On the other side of that door was a boy—one who hadn’t really spoken or introduced himself to other students all day; one who could’ve made up any new self he wanted—yet who was somehow the mirror image of the pin-striped and paisleyed Saeed who’d arrived that morning. He was from Lewisville—Oh, not Louisville, we say Lewisville… it’s, uh, it’s just north of Dallas… haha, I guess… I don’t know, it’s just a suburb, nothing special. He wasn’t quite sure how to explain his being in Kentucky. He didn’t have a story yet. He was the speech and debate scholarship student who found himself stuttering for the first time in his life and mangling his hellos.
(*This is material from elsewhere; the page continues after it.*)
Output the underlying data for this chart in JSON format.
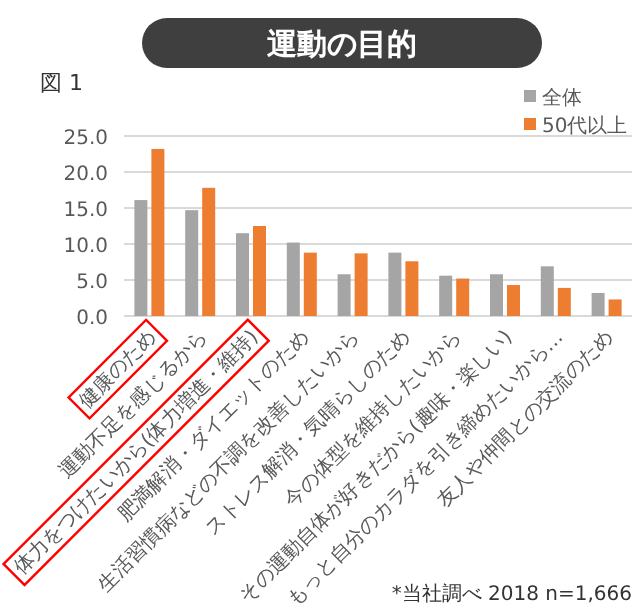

His hands were shoved deep down in his pockets whenever he talked, like if he dug deep enough maybe he’d find his bearings. When a girl who said she was from LaRue County pointed out the twin birthmarks on his shoulders—one darker, one lighter—Saeed offered up an embarrassed smile and a mumbled excuse about cobwebs and needing to find a broom. And if, by chance, you asked him if he thought that girl was hot, he wouldn’t give you a clear answer one way or another. He would just rush on to the next sentence and ask where you were from.
It just happened. I met one guy who lived down the hall from me and that guy’s roommate and another guy who lived on the floor just below mine and then my roommate—the six-foot-four son of a tobacco farmer who’d never been outside the state of Kentucky—and I closeted myself again. No one shoved me back in there. Maybe I’d just been standing in the doorway of that dusty closet, tripped, and somehow fell back inside.